Si pagava meno però. E questo è senz’altro vero, anche se dubito nella misura in cui molto spesso si sente dire. Ma occorre dire che ciò è dovuto al fatto che adesso la tariffa, diversamente dal sistema precedente, copre per intero il costo del servizio. Prima non era così e la parte non coperta, veniva comunque pagata dai cittadini, anche se all’interno di altre imposte. Difficile però immaginare quello precedente come un sistema in grado di misurare il rapporto fra qualità del servizio e corrispettivo pagato. Difficile che i comuni, titolari delle gestioni dirette, di fonte alla prospettiva dell’aumento tariffario, anche consistente, si ponessero l’obiettivo di migliorare il servizio e la qualità delle risorse.
Oggi è necessario rendere questo possibile, in un patto trasparente fra proprietà e gestione, con chiari obiettivi ai quali corrispondano costi sostenibili e riconducibili all’interesse del cittadino consumatore e del territorio. Non tutto quello che è accaduto dopo la legge Galli soprattutto qui ad Arezzo è valido e difendibile. Ci sono senza dubbio cose da rivedere. Alcune di queste riguardano il ruolo degli enti che hanno il compito di presidiare il principio dell’acqua come bene comune e risorsa pubblica. Occorre una maggiore capacità e competenza per assolvere adeguatamente il ruolo di programmazione e di controllo che spetta ai comuni. Occorre che a questi si affianchino altri organismi, in grado di rappresentare il cittadino utente e consumatore.

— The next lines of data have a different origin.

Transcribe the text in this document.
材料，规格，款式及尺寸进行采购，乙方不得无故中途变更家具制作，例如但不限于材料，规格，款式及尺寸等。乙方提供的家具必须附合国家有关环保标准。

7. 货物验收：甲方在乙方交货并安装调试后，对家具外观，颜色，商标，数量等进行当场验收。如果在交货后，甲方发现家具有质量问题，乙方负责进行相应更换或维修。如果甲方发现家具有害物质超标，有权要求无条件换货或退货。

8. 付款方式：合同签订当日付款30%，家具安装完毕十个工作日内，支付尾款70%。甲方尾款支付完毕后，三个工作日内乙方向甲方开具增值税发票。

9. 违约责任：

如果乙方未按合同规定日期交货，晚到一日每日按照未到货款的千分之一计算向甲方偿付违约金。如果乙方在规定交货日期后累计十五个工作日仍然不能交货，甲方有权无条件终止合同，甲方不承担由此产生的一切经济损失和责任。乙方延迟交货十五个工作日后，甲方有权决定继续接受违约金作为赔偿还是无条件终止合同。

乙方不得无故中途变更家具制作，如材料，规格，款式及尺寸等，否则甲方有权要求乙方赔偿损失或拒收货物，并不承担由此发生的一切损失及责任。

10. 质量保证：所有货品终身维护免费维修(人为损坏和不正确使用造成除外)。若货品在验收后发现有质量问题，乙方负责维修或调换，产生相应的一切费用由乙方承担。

E ci vogliono soggetti terzi (authority), più forti e autorevoli, per evitare che nel rapporto fra proprietà pubblica e gestione che può vedere in campo soggetti privati ne rimanga penalizzato l’interesse collettivo.
Su questo dovremo lavorare, anche cercando collaborazioni e dialogo con i promotori del referendum che hanno il merito, indiscutibile, di aver portato al centro dell’attenzione questo grande tema.